Editorials

California needs action now on groundwater protection

Legislation that would have had local government agencies create a process for issuing permits to drill groundwater wells was pulled in the Water, Parks and Wildlife Committee this week.
Legislation that would have had local government agencies create a process for issuing permits to drill groundwater wells was pulled in the Water, Parks and Wildlife Committee this week. Sacramento Bee file

As if California’s water supplies weren’t already sufficiently imperiled, a bill that would have taken a small step toward groundwater regulation unfortunately has now stalled.

Sen. Lois Wolk’s Senate Bill 1317 would have slowed the speed at which new wells are drilled, and denied permits for wells in critically overdrafted basins until groundwater regulations begin to take effect in 2022. But it ran into opposition from agricultural interests and local government agencies.
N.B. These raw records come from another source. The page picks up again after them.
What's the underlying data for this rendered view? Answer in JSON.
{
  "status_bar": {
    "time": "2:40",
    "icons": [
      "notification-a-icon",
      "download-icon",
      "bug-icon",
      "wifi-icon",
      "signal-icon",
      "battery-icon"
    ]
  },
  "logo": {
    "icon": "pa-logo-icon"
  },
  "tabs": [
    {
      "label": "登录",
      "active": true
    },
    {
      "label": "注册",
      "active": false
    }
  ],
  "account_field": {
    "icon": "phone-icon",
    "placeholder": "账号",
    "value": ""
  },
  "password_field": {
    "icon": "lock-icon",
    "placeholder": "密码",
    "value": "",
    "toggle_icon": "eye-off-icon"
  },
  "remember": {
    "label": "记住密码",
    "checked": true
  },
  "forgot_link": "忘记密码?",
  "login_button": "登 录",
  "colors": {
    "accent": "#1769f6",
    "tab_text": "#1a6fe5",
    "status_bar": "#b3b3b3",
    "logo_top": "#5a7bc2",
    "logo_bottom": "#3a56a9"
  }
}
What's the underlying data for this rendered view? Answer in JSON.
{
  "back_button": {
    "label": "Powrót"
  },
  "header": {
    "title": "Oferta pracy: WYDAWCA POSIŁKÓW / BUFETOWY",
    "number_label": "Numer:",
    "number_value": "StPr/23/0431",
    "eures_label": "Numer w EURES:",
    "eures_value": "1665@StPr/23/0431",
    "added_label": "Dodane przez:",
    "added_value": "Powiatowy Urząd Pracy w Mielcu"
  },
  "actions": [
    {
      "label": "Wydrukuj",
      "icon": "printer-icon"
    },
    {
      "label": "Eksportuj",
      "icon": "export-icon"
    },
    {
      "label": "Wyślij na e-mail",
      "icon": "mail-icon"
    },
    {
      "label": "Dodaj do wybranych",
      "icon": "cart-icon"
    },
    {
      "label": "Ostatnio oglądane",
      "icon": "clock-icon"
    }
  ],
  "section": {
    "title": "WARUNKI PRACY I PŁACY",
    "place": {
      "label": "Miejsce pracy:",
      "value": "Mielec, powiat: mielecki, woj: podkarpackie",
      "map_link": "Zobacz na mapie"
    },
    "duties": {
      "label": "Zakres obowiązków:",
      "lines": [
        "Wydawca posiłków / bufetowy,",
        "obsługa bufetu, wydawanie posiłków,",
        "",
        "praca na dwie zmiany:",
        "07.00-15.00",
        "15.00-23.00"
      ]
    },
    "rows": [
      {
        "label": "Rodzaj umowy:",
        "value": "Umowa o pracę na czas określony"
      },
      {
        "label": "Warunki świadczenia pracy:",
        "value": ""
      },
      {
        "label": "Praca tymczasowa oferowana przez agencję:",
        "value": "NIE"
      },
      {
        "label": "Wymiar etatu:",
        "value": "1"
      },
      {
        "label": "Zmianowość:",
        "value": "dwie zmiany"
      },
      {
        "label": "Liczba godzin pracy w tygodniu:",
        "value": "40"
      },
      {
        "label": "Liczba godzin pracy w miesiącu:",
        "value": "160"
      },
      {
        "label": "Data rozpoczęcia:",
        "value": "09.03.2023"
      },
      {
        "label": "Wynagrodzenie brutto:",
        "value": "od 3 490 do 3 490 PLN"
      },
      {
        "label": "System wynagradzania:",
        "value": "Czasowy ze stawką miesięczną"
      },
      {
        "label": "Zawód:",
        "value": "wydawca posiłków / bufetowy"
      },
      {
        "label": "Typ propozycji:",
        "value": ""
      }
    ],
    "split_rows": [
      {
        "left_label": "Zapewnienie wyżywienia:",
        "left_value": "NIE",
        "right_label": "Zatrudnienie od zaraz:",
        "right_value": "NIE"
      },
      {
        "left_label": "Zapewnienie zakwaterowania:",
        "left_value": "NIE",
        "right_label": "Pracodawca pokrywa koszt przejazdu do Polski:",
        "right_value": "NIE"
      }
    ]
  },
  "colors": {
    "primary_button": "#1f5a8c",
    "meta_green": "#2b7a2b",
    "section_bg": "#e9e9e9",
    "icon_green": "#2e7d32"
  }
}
Water agencies and farmers should recognize the urgent need to better manage the overuse of this precious resource. Groundwater is a major source of potable water for homes and critical to California’s $54 billion agriculture production.

Prolonged drought has spurred a scramble to drill new groundwater wells. The results have ravaged the Central Valley and pitted neighbor against neighbor.

In some parts of the Valley, land has subsided at an alarming rate due to overpumping. A NASA study found an area near Corcoran that sank 13 inches in eight months. Rural residents have lost drinking water to deeper wells sunk by neighbors in shared aquifers.

Wolk sought to require cities and counties to create a process for issuing drilling permits and to prove that new wells would not cause an “undesirable result,” such as subsidence, saltwater intrusion or an unreasonable lowering of groundwater levels. The law was to take effect on Jan. 1, 2018, and end in 2022, or once a county established a plan to sustain its groundwater.

Why wait six more years? As it is, sustainable groundwater management is proceeding at a snail’s pace. California is the last state in the West to regulate groundwater; the Legislature passed the Sustainable Groundwater Management Act in 2014. But the law forces local agencies only to create plans for sustainably managing groundwater by 2022. Achieving sustainability isn’t required until 2042.

Damage already has occurred to California’s aquifers from overuse. If the state doesn’t get a handle on drilling in basins already strained by drought and overpumping, irrevocable damage could happen in the next 20 years before sustainability plans take effect.

Groups that opposed SB 1317 – the Delta Coalition, the League of California Cities, the California State Association of Counties and others – should consider the long-term harm being done to this valuable resource. Californians should be working toward sustainably managing groundwater. The sooner it is accomplished, the better for everyone.